If Jim Yong Kim was hoping for a honeymoon, the new World Bank president can forget it: To his headaches over Europe's debt crisis he can add surging food prices.
Kim's first month on the job was largely about gauging how Europe is affecting the plight of the poor. There are troubling signs that China and India are slowing, and that might leave Asia, which has the largest share of extreme poverty, devoid of growth engines.
That's almost manageable compared with what's confronting Kim in month No. 2: the worst U.S. drought in 56 years and dry weather in agricultural regions in India, Kazakhstan, Russia and Ukraine. Coupled with exploding demand for food, the phenomenon is causing violent commodity-price volatility at the worst possible time for Asia.
Rising food prices limit how much central bankers can cut interest rates to safeguard growth. More troubling would be the potential setback to poverty-reduction programs for decades to come.
The last food crisis began amid the 2008-2009 crash of the U.S. economy. In the second half of 2010 alone, according to the World Bank, some 44 million people were pushed back below the extreme poverty line, defined as those living on $1.25 a day or less. Asia is home to the bulk of those who spend between 60 percent and 80 percent of their paltry incomes on food.
Price Spikes
"When food prices rise sharply, families cope by pulling their kids out of school and eating cheaper, less nutritious food, which can have catastrophic lifelong effects on the social, physical and mental well-being of millions of young people," Kim says. "We cannot allow short-term food-price spikes to have damaging long-term consequences for the world's most poor and vulnerable."
Poverty isn't an important metric for currency traders placing bets. It doesn't figure readily into bond yields or stock valuations. Yet Asia is the latest and perhaps largest frontier for capitalism and opportunity. Multinational companies are counting on its swelling populations, growing cities and emerging middle-class consumer sectors for profits in the future.
Asians won't consume if growth doesn't reach them. They won't buy cars, electronics, fancy handbags, imported beer or designer clothes if putting food on the table is at risk. More important, if too many Asians are preoccupied by the struggle to get enough to eat, that increases the threat of instability, never an ideal setting for a flourishing economy. Food inflation, remember, was among the crucial forces behind the Arab Spring protests.
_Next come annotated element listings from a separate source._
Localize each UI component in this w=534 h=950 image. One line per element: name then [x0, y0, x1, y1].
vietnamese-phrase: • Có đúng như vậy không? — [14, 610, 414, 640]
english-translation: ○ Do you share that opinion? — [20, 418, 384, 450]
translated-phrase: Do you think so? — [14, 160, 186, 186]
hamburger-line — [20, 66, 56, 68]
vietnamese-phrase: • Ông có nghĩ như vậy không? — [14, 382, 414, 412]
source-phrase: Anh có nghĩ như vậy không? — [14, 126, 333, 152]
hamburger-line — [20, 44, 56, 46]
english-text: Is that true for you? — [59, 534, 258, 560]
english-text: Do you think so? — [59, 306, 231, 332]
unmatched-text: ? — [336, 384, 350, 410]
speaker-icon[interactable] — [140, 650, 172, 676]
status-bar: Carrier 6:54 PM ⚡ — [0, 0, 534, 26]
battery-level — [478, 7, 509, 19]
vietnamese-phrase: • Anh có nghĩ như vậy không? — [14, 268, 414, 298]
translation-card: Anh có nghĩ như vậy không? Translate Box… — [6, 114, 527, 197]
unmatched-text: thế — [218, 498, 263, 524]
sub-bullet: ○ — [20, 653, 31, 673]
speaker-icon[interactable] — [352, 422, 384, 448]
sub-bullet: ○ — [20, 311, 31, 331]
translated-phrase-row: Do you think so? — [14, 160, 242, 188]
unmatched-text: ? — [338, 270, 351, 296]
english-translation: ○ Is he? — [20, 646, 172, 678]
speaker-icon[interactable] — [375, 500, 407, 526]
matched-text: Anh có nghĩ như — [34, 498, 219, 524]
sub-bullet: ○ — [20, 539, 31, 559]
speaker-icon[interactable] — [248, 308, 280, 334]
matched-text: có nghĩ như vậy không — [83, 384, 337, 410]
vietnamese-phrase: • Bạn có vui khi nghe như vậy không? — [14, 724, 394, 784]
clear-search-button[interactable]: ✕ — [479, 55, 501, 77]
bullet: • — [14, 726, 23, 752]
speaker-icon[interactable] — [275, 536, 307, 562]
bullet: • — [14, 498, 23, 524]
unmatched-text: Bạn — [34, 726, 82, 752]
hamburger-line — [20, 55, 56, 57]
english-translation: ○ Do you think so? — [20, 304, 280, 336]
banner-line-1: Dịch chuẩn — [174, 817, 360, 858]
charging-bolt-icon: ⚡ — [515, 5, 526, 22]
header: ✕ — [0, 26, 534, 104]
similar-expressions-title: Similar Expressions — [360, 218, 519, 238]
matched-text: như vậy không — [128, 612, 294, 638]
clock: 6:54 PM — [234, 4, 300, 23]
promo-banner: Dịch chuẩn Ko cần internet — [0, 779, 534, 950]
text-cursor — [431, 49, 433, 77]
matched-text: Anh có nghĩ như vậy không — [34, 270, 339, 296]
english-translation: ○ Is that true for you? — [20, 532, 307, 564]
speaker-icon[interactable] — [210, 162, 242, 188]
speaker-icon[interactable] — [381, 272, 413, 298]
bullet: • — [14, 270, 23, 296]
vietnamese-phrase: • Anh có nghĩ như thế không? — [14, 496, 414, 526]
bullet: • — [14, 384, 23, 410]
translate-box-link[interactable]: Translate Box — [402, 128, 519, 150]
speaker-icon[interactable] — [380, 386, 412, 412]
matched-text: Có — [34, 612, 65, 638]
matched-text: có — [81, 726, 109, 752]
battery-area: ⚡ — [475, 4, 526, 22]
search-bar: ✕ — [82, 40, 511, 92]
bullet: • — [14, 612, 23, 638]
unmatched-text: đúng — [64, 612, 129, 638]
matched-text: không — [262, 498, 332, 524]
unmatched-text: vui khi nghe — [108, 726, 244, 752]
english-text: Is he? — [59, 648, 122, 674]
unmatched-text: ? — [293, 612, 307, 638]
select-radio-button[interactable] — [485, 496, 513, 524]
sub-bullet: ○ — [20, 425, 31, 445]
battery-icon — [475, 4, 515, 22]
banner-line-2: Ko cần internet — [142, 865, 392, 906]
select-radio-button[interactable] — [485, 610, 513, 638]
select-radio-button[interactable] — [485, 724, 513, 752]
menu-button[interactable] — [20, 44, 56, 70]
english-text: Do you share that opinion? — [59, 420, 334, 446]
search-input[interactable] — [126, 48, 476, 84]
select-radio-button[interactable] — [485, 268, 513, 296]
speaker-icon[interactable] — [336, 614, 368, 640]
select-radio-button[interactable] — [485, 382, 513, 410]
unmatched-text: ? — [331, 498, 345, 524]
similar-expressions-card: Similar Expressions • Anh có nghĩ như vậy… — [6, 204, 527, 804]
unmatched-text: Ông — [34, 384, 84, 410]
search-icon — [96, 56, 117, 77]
The good news is that corn prices may already be easing, suggesting we might avoid a price spike as severe as that of 2010, when prices jumped 73 percent in just six months. Corn, of course, goes into everything from sweeteners to biofuel to feed for cows, pigs and chickens. Asia imports loads of it. The bad news, of course, is that any price increase means consumers will have to divert spending to food while the cost of other goods rises as well. This raises the specter of stagflation.
India is the most obvious candidate for that dreaded combination of weak growth and rising prices if its central bank tries to offset any slowdown by printing more money. Markets are already wary of inflation -- up 7.25 percent in June alone -- coming in above central-bank forecasts of 6.5 percent this year. India's worst power crisis, one that left some 640 million people in darkness this week, bodes poorly for the inflation outlook. It's emblematic of the nation's infrastructure neglect.
China's Exports
China has its own challenges as the era of cheap food ends. The recent 60 percent jump in corn to a record since June 15 is one problem. This year's 35 percent surge in soybeans is another; China is by far the Asia-Pacific region's biggest importer of soy. Wheat prices are zooming higher, too. China is already slowing rapidly as Europe's mess depresses demand for its exports.
Asia's policy makers also face a new dilemma. In recent years, the challenge was boosting growth. Even the food-price shock of the period was viewed as a cyclical phenomenon that would pass once farmers responded with increased supply.
What's different this time is that demographic trends point to increasing demand for food as weather patterns undermine supply. As world temperatures rise, agricultural yields are becoming less predictable. And as U.S. droughts remind us, the world's food chain has become more interconnected at a time when weather has rarely been so erratic. On top of it all, water is becoming scarcer. It's the new oil.
The quickest fix is increased investment in infrastructure and smart government policies. The first remedy might be easy if not for the traumatized state of the world economy. Strapped nations want the private sector to step up, but market turmoil is reducing appetite for risk-taking.
The second would be more plausible if farsighted leadership were present. How many U.S. politicians are brave enough to end all the policies that encourage massive supplies of corn to be squandered making ethanol? And are Asian leaders willing in this environment to provide a broader safety net?
In terms of policy, it's vital that Asia get the next six to 12 months right, and take measures to protect the poor. There's also more to be done by the World Bank, which Kim pledges will be a "more flexible partner" than it has been in Asia's recent past. If not, food costs might soon be wrecking too many lives in Asia.
(William Pesek is a Bloomberg View columnist. The opinions expressed are his own.)